WASHINGTON – NASA has established a requirements baseline for the Orion crew exploration vehicle, bringing America’s next human spacecraft a step closer to construction.
The Orion Project completed its system requirements review in cooperation with its prime contractor, Lockheed Martin, March 1. The review marked the first major milestone in the Orion engineering process and provided the foundation for design, development, construction and safe operation of the spacecraft that will carry explorers to Earth orbit, to the moon, and eventually to Mars. The detailed requirements established in this review will serve as the basis for ongoing design analysis work and systems testing.
“This is a significant step in the development of a space transportation system that will expand our horizons to include other worlds,” said Skip Hatfield, Orion Project manager at NASA’s Johnson Space Center in Houston.

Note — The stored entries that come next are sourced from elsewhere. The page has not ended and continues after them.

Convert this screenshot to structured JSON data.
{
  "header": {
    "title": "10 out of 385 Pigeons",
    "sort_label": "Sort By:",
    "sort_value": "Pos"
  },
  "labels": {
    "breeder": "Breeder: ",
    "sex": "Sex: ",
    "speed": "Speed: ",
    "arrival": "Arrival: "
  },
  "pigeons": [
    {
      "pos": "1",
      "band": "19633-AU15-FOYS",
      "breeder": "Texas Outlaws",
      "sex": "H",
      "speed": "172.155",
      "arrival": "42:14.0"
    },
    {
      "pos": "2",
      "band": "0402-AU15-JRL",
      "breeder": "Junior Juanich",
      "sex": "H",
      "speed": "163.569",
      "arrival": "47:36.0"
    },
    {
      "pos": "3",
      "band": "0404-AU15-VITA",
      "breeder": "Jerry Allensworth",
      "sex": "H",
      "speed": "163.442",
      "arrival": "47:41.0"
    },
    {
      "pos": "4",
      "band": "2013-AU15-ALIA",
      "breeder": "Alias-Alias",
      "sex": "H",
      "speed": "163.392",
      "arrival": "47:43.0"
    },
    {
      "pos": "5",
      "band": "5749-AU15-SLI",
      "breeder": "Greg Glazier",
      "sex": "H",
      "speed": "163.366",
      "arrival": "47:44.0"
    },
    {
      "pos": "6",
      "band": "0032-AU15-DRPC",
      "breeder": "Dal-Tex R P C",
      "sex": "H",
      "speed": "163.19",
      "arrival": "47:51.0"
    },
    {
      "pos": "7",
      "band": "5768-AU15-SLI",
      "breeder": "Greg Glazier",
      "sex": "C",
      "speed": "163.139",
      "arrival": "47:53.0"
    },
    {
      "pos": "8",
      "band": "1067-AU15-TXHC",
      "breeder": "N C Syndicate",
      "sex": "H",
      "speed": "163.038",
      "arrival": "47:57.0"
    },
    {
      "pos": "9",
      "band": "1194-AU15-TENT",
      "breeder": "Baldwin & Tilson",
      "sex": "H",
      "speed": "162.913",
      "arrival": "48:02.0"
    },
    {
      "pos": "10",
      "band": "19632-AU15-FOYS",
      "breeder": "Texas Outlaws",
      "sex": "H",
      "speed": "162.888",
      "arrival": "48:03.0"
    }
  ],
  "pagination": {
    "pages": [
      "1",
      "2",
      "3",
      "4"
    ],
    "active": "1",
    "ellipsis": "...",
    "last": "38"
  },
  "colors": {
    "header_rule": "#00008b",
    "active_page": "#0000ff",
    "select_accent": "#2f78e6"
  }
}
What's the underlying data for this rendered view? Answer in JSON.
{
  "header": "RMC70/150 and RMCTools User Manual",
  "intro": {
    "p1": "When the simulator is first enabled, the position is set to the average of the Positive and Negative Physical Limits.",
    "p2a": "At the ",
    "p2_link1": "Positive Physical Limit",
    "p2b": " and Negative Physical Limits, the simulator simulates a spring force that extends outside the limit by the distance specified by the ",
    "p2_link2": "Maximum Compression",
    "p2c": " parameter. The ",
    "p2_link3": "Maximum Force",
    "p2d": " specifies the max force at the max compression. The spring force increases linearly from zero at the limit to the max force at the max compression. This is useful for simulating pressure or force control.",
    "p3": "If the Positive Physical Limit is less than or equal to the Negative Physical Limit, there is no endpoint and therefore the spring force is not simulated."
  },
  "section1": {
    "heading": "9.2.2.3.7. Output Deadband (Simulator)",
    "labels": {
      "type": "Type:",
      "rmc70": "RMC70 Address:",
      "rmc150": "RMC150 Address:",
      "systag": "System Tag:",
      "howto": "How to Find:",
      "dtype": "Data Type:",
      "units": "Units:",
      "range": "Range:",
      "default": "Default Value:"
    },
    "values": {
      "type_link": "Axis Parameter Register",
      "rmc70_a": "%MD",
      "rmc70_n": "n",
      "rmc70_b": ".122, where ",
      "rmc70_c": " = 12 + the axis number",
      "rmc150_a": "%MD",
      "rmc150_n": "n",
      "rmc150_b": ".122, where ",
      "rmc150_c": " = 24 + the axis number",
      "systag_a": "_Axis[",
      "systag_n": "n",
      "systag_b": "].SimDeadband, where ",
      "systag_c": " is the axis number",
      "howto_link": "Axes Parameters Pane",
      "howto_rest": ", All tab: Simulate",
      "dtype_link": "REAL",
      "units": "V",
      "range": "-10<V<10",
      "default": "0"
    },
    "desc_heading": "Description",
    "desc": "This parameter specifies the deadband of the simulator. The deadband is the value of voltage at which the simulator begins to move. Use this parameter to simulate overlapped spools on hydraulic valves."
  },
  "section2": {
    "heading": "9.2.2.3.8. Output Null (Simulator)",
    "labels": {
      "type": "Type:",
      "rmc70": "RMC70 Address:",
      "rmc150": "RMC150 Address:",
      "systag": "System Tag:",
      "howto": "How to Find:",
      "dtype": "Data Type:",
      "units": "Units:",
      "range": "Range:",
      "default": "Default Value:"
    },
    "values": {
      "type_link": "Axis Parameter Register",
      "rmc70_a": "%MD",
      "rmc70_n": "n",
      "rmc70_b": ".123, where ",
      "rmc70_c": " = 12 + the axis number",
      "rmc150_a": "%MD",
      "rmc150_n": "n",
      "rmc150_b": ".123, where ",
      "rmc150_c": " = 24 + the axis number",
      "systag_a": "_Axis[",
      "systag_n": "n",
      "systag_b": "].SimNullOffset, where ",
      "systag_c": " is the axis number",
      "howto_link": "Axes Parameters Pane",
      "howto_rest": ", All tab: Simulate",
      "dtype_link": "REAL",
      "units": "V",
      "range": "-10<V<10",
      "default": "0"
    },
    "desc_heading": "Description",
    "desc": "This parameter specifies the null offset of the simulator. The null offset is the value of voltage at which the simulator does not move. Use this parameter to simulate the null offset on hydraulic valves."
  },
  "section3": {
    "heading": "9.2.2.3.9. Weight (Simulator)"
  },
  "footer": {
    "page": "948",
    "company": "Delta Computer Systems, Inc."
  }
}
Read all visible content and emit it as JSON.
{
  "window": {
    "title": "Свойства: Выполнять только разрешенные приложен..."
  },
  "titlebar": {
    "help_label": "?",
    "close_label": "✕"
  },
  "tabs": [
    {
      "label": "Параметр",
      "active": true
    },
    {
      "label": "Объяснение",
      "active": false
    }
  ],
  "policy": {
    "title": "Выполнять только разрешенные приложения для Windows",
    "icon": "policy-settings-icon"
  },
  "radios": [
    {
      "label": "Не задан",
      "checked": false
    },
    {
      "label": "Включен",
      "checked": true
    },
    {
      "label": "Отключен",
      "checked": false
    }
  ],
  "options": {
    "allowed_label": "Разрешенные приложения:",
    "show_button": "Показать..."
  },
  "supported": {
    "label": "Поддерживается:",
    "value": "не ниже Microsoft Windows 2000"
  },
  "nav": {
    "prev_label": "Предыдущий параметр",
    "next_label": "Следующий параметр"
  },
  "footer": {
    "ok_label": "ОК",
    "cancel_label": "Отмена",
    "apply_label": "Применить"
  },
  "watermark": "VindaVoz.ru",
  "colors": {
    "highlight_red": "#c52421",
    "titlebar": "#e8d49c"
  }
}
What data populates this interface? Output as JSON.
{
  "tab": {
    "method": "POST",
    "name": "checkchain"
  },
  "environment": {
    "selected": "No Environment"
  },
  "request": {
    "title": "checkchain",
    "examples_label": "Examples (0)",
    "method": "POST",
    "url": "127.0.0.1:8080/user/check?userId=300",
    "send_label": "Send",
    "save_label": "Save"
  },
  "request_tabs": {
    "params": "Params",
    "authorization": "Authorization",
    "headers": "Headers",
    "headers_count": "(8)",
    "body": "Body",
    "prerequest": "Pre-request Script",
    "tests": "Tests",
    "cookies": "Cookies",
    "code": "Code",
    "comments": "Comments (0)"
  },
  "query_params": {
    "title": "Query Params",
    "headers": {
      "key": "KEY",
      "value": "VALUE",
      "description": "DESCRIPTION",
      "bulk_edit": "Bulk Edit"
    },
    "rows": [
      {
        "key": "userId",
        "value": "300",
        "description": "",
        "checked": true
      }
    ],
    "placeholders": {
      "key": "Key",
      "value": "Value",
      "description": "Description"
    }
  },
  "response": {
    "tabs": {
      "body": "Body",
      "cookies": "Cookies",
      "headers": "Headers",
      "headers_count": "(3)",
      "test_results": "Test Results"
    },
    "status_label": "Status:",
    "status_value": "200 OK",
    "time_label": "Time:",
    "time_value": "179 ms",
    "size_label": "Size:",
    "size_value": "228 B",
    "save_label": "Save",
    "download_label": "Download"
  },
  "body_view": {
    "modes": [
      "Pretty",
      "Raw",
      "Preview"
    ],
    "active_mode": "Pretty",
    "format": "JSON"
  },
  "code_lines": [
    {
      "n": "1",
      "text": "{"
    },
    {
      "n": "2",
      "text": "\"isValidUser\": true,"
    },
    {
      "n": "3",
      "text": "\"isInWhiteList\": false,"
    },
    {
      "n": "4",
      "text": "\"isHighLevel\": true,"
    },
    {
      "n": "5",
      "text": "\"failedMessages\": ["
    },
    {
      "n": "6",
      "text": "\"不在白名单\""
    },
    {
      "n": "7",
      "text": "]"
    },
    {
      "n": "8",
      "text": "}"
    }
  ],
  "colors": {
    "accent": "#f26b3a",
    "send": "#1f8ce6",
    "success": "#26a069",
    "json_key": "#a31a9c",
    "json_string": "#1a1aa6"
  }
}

The Orion review followed an overall review of requirements for the Constellation Program that was completed in November. Similar reviews are planned later this spring for ground and mission operations systems that will support Constellation launch systems and space flight operations ground infrastructure.
“We have now completed program-wide launch vehicle and human spacecraft system requirements reviews,” said Constellation Program Manager Jeff Hanley. “These are important pieces of a management and engineering puzzle that will allow us to accomplish the goal of putting humans back on the moon.”
The Orion requirements data set was reviewed by agency and contractor scientists and engineers from across the country. More than 1,700 topics covering all aspects of vehicle performance, design and qualification were discussed during the course of the formal review.
Once all project-level reviews are complete, the Constellation Program will hold another full review to update baseline requirements. A lunar architecture systems review of equipment associated with surface exploration and science activities on the moon is expected in the spring of 2009.